© JUNGE FREIHEIT Verlag GmbH & Co.  www.jungefreiheit.de    21/01 18. Mai 2001

 
Bewältigungsstandort Berlin
Wolf Jobst Siedler über die Flut von Mahnmalen in der deutschen Hauptstadt
Wolf Jobst Siedler

Wolf Jobst Siedler, 75, ist Verleger und Publizist. Sein hier veröffentlichter Beitrag erschien in einer stark gekürzten Fassung in der Wochenendausgabe der Süddeutschen Zeitung am 28./29. April. Weil Siedler aber an der Veröffentlichung der vollständigen Fassung gelegen ist, stellte er das ungekürzte Manuskript der JUNGEN FREIHEIT zur Veröffentlichung zur Verfügung.

Kurz vor dem Krieg zeigte Hitlers "Generalbauinspektor" Albert Speer in seinem Amtssitz am Pariser Platz seinem Vater die Planungen für das neue Berlin. Speer berichtet in seinen "Erinnerungen", daß sein Vater, selber ein angesehener Architekt, schweigend die Flut der Kuppeldome, Triumphbögen, Führerpaläste, Soldatenhallen und Reichsmarschallämter an der geplanten großen Nord-Süd-Achse betrachtet habe, mit denen Hitler und Speer aus der Reichshauptstadt Berlin die "Welthauptstadt Germania" machen wollten. Dann habe der Vater nur einen einzigen Satz gesagt: "Ihr seid komplett verrückt geworden."

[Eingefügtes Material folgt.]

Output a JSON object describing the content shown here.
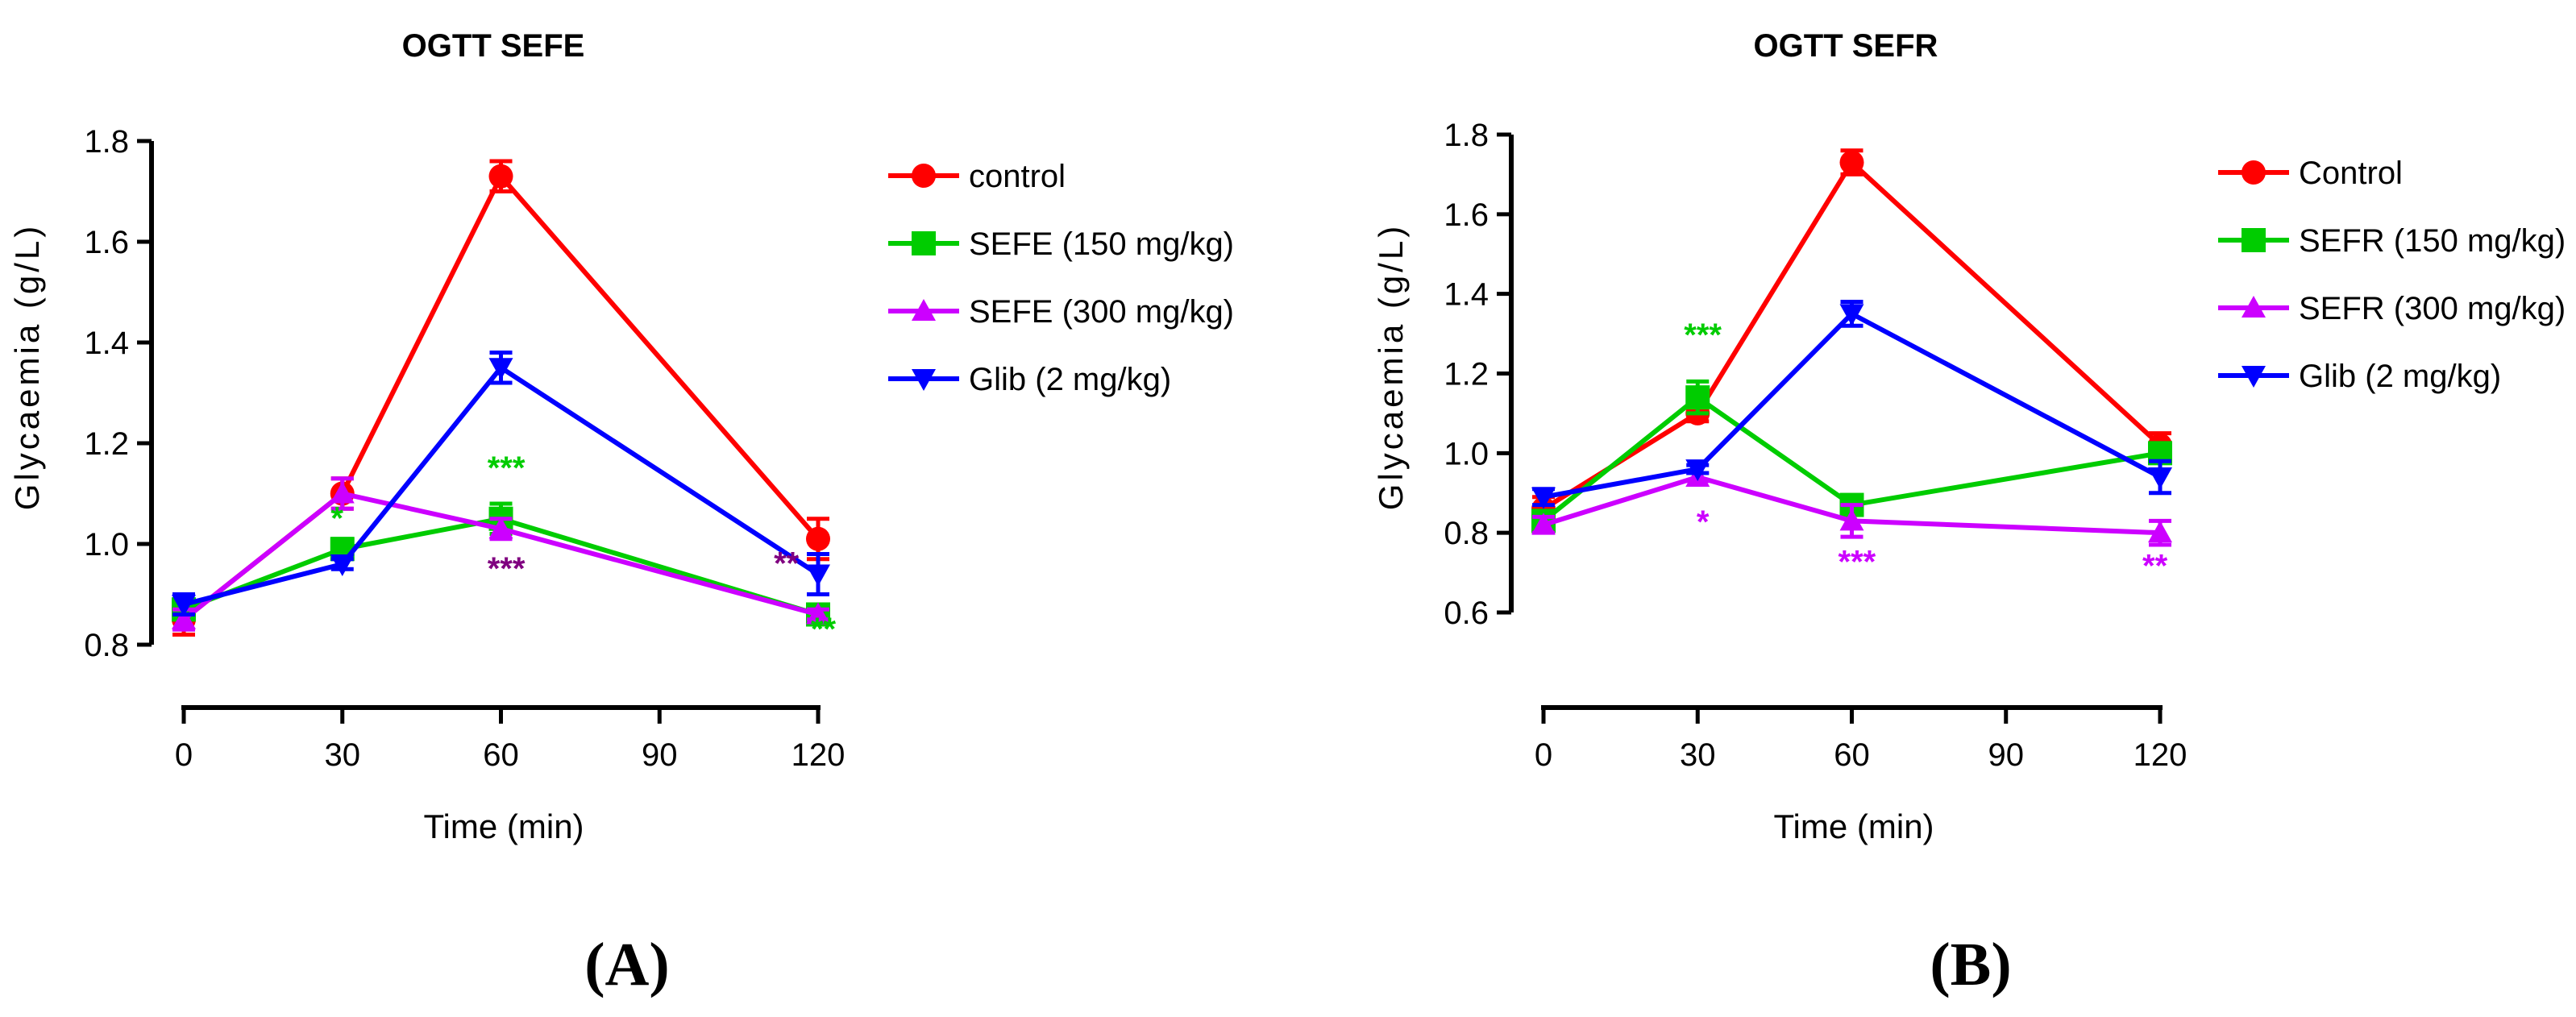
{
  "chart_data": [
    {
      "type": "line",
      "title": "OGTT SEFE",
      "panel_label": "(A)",
      "xlabel": "Time (min)",
      "ylabel": "Glycaemia (g/L)",
      "x": [
        0,
        30,
        60,
        120
      ],
      "xticks": [
        0,
        30,
        60,
        90,
        120
      ],
      "xtick_labels": [
        "0",
        "30",
        "60",
        "90",
        "120"
      ],
      "xlim": [
        0,
        120
      ],
      "ylim": [
        0.8,
        1.8
      ],
      "yticks": [
        0.8,
        1.0,
        1.2,
        1.4,
        1.6,
        1.8
      ],
      "ytick_labels": [
        "0.8",
        "1.0",
        "1.2",
        "1.4",
        "1.6",
        "1.8"
      ],
      "legend_position": "right",
      "series": [
        {
          "name": "control",
          "color": "#ff0000",
          "marker": "circle",
          "values": [
            0.85,
            1.1,
            1.73,
            1.01
          ],
          "errors": [
            0.03,
            0.03,
            0.03,
            0.04
          ]
        },
        {
          "name": "SEFE (150 mg/kg)",
          "color": "#00cc00",
          "marker": "square",
          "values": [
            0.87,
            0.99,
            1.05,
            0.86
          ],
          "errors": [
            0.02,
            0.02,
            0.03,
            0.01
          ]
        },
        {
          "name": "SEFE (300 mg/kg)",
          "color": "#cc00ff",
          "marker": "triangle-up",
          "values": [
            0.85,
            1.1,
            1.03,
            0.86
          ],
          "errors": [
            0.02,
            0.03,
            0.02,
            0.01
          ]
        },
        {
          "name": "Glib (2 mg/kg)",
          "color": "#0000ff",
          "marker": "triangle-down",
          "values": [
            0.88,
            0.96,
            1.35,
            0.94
          ],
          "errors": [
            0.02,
            0.01,
            0.03,
            0.04
          ]
        }
      ],
      "annotations": [
        {
          "text": "*",
          "x": 29,
          "y": 1.03,
          "color": "#00cc00"
        },
        {
          "text": "***",
          "x": 61,
          "y": 1.13,
          "color": "#00cc00"
        },
        {
          "text": "***",
          "x": 61,
          "y": 0.93,
          "color": "#800080"
        },
        {
          "text": "**",
          "x": 114,
          "y": 0.94,
          "color": "#800080"
        },
        {
          "text": "**",
          "x": 121,
          "y": 0.81,
          "color": "#00cc00"
        }
      ]
    },
    {
      "type": "line",
      "title": "OGTT SEFR",
      "panel_label": "(B)",
      "xlabel": "Time (min)",
      "ylabel": "Glycaemia (g/L)",
      "x": [
        0,
        30,
        60,
        120
      ],
      "xticks": [
        0,
        30,
        60,
        90,
        120
      ],
      "xtick_labels": [
        "0",
        "30",
        "60",
        "90",
        "120"
      ],
      "xlim": [
        0,
        120
      ],
      "ylim": [
        0.6,
        1.8
      ],
      "yticks": [
        0.6,
        0.8,
        1.0,
        1.2,
        1.4,
        1.6,
        1.8
      ],
      "ytick_labels": [
        "0.6",
        "0.8",
        "1.0",
        "1.2",
        "1.4",
        "1.6",
        "1.8"
      ],
      "legend_position": "right",
      "series": [
        {
          "name": "Control",
          "color": "#ff0000",
          "marker": "circle",
          "values": [
            0.86,
            1.1,
            1.73,
            1.02
          ],
          "errors": [
            0.03,
            0.02,
            0.03,
            0.03
          ]
        },
        {
          "name": "SEFR (150 mg/kg)",
          "color": "#00cc00",
          "marker": "square",
          "values": [
            0.83,
            1.14,
            0.87,
            1.0
          ],
          "errors": [
            0.02,
            0.04,
            0.02,
            0.02
          ]
        },
        {
          "name": "SEFR (300 mg/kg)",
          "color": "#cc00ff",
          "marker": "triangle-up",
          "values": [
            0.82,
            0.94,
            0.83,
            0.8
          ],
          "errors": [
            0.02,
            0.01,
            0.04,
            0.03
          ]
        },
        {
          "name": "Glib (2 mg/kg)",
          "color": "#0000ff",
          "marker": "triangle-down",
          "values": [
            0.89,
            0.96,
            1.35,
            0.94
          ],
          "errors": [
            0.02,
            0.01,
            0.03,
            0.04
          ]
        }
      ],
      "annotations": [
        {
          "text": "***",
          "x": 31,
          "y": 1.27,
          "color": "#00cc00"
        },
        {
          "text": "*",
          "x": 31,
          "y": 0.8,
          "color": "#cc00ff"
        },
        {
          "text": "***",
          "x": 61,
          "y": 0.7,
          "color": "#cc00ff"
        },
        {
          "text": "**",
          "x": 119,
          "y": 0.69,
          "color": "#cc00ff"
        }
      ]
    }
  ]
}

Das ist eine heikle Erinnerung, die einem aber angesichts der Vielzahl der Mahnmale, Gedenkstätten und Erinnerungsstelen, die ein halbes Jahrhundert nach den Ereignissen in Berlin geplant sind, durch den Kopf geht. Jahrzehntelang nahm Berlin von den Verbrechen des Dritten Reiches überhaupt keine Notiz, jetzt übertrumpft sich die Stadt mit immer neuen Gedenkstätten und immer größeren Mahnmalen. Es ist wohl der Zeitgeist, der dies mit einem Mal verlangt.

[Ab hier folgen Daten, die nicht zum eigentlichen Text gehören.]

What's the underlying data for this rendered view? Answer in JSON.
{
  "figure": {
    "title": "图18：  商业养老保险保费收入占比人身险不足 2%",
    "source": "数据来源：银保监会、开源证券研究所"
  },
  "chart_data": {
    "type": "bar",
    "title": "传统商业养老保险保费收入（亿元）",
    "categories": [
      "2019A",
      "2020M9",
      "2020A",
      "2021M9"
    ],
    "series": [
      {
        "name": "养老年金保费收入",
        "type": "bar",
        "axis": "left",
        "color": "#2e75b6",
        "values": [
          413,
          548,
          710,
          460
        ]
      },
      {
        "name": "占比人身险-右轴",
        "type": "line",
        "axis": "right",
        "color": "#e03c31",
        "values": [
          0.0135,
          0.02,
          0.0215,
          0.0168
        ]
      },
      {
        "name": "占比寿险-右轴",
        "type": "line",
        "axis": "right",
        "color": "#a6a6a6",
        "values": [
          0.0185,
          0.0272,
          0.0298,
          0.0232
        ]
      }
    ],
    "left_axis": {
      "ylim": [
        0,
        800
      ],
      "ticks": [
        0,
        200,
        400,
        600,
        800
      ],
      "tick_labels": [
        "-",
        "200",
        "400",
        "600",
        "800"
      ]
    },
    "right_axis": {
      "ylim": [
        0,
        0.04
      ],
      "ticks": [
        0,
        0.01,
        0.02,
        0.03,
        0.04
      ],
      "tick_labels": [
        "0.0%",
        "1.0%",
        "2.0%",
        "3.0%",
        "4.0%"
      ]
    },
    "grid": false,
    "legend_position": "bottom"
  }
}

In den sechziger Jahren beschäftigte sich der "Planungsbeirat des Landes Berlin" (dem der Autor angehörte) mit dem Plan des Bausenators Schwedler, die Kochstraße an den Landwehrkanal "anzubinden", wozu sie quer über jenes Gelände des Prinz-Albrecht-Palais geführt werden müßte, dem jetzt jedermann seine Erschütterung zollt. Alle Mitglieder des Beirats (bis auf den Autor) waren damit einverstanden, daß das Gebiet eingeebnet wurde, um Platz für die vierbahnige Schnellstraße zu schaffen: Auch Scharoun, Hillebrecht, Wedepohl, Hebebrand und Düttmann und die anderen damaligen Wortführer des Zeitgeistes, die für die Akademie der Künste, die Architektur-Fakultäten der Universitäten, die Architektenverbände und die sonstigen Honoratioren- Gremien standen. Ein Vierteljahrhundert später will jedermann den Boden heiligen, wo einst die Folterkeller der Gestapo waren. Ja, der Zeitgeist.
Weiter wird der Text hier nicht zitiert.